The History of Kyana continues on a prominent wall keeping alive our culture through the symbol of unity and solidarity that merged from the Kyana community gathering 1991-1993.

Original article written by David Bell, A Proud History, 2 July 2020, https://perthvoiceinteractive.com/2020/07/02/a-proud-history/

A Proud History

A TWENTY-METRE mural has sprung up in one day on the wall of YMCA’s Leederville HQ.

The idea came about when some of the HQ folk went to the June 13 Black Lives Matter rally and loved a snake design worn by rapper Josh ‘Flewnt’ Eggington and organisers from Dumbartung Aboriginal Corporation.

They asked mural artist Kevin Wilson and he got in touch with Robert and Selina Eggington from Dumbartung to bring them in on the design, and renowned Noongar artist Graham ‘Swag’ Taylor swapped his oil paint brushes for spraycans to help paint it.

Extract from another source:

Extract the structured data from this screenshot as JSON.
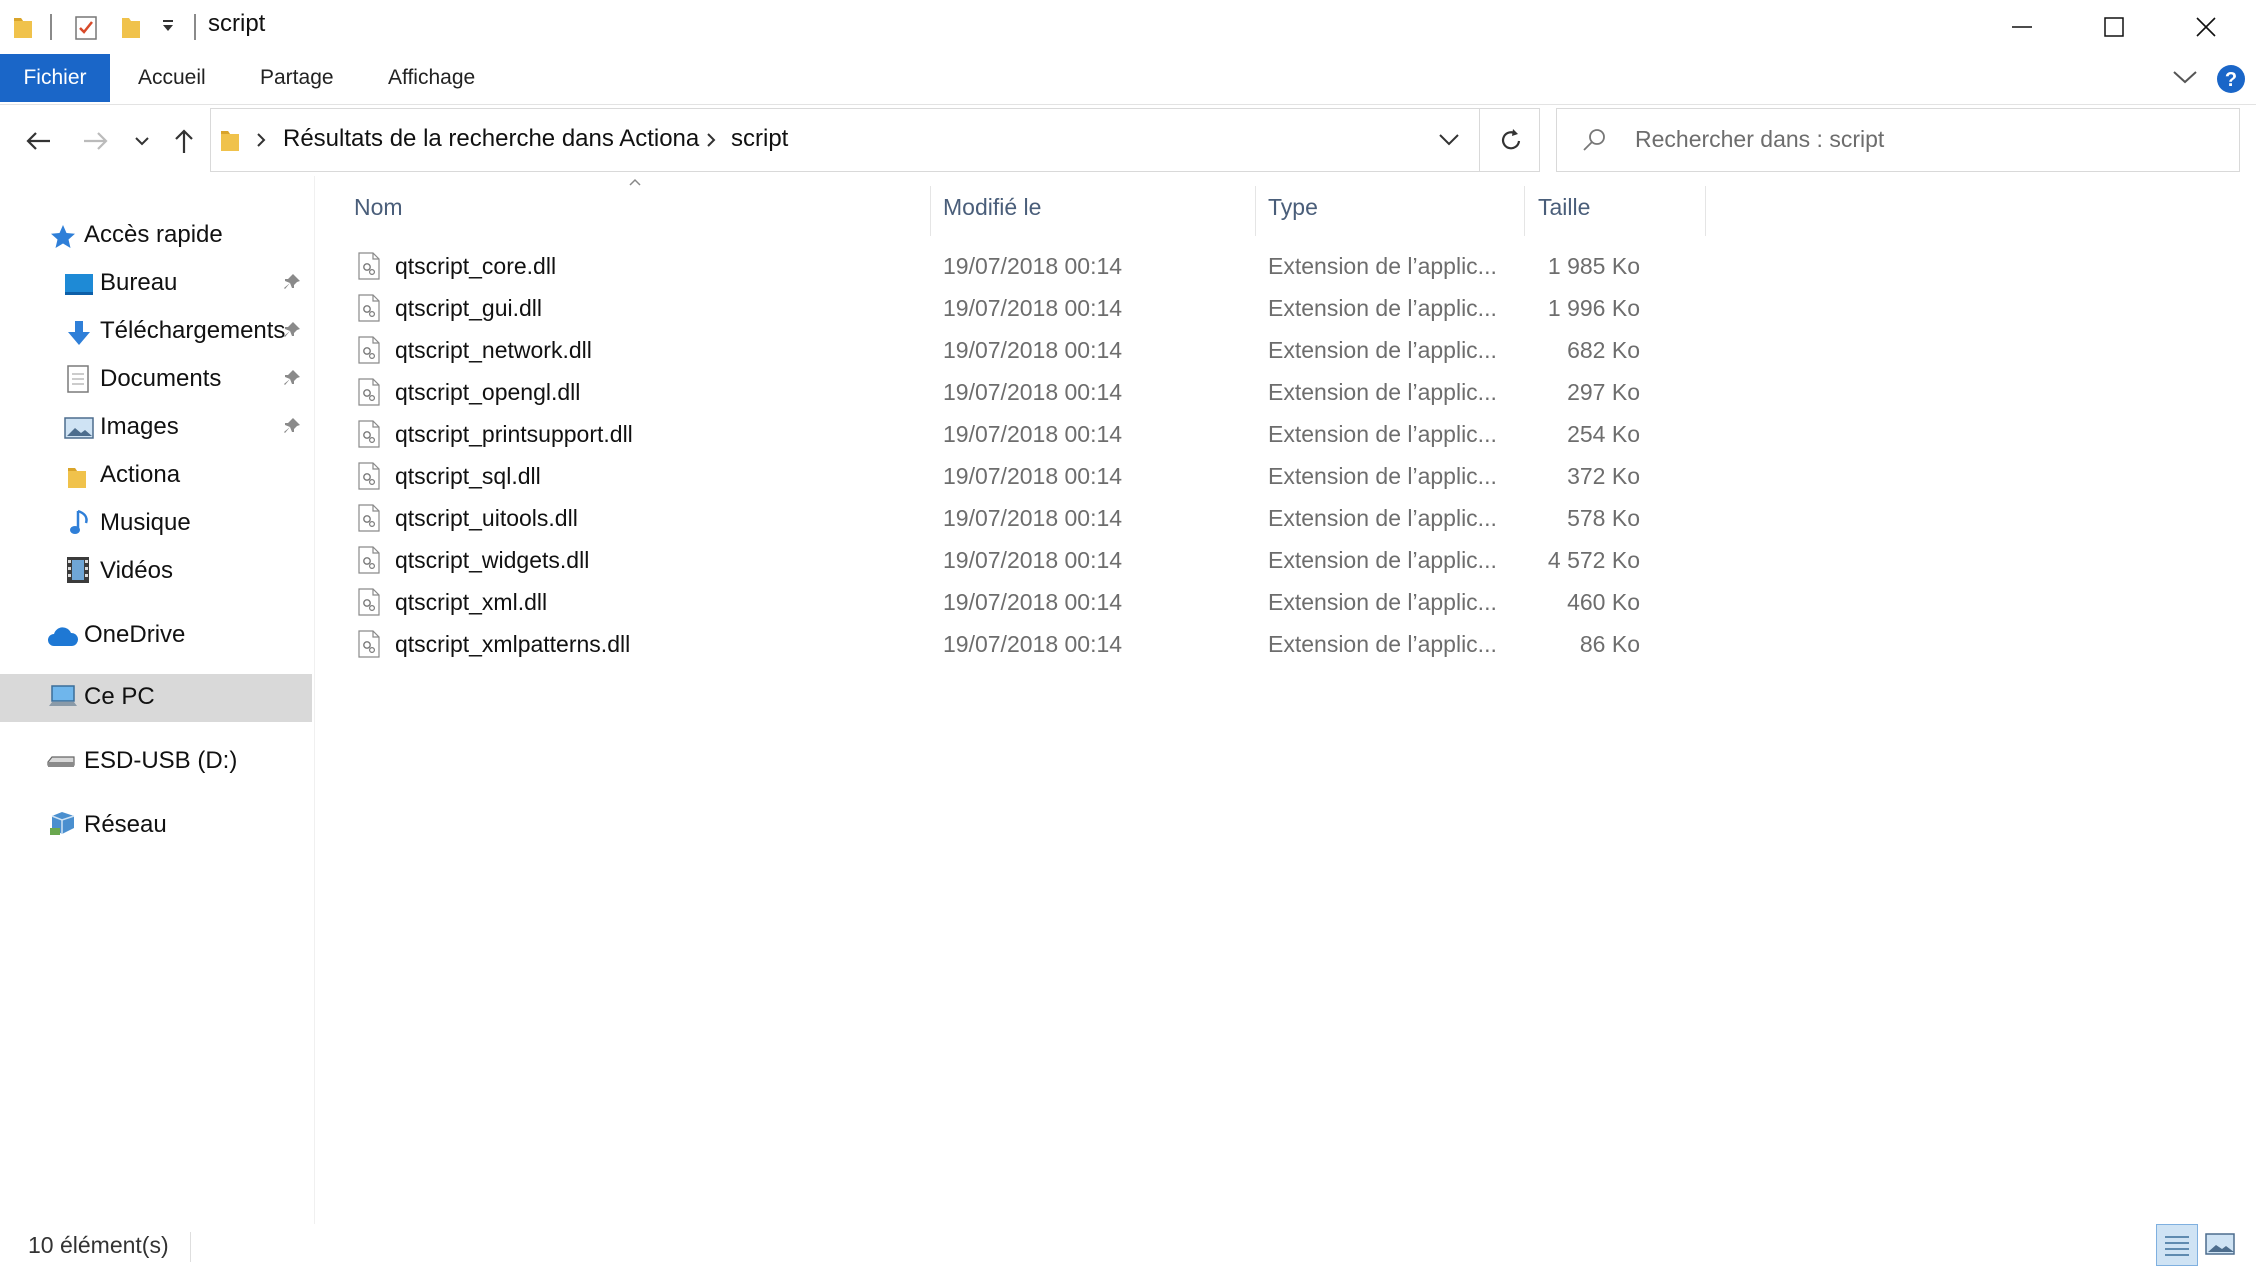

Mr Eggington says there’s a lot of history to the snake, which was used at the Kyana Corroborees on the Perth Esplanade back in the early 90s. The events were a celebration of struggle and survival following the Royal Commission into Aboriginal Deaths in Custody.

Mr and Mrs Eggington put their handprints in paint as a final touch, and Mr Eggington says he’s proud to see the symbols kept current by the next generation: Along with the snake, the mural features the corroboree’s maxim “may our campfires burn forever”

“This is more than a mural,” Mr Egginton says. “It’s a historical statement… that our cultural identity and spirituality is as strong as it has been since the beginning of time.

“To see that symbol now in 2020, 30-odd years later, maintaining its prominence, gives me a sense in my twilight years that as Dumbartung and Kyana both merge into the next generation, that it’s in capable hands of people understanding where those symbols of strength came from.”

Like the corroborees, the painting on June 23 wasn’t untouched by racism: “Even when we were finishing it, there was one word of abuse shouted out from the freeway.” Mr Eggington says that was outweighed when he saw “a car of four or five Noongars, smiling, taking a photo”.

A skater told him “we will look out for this one”.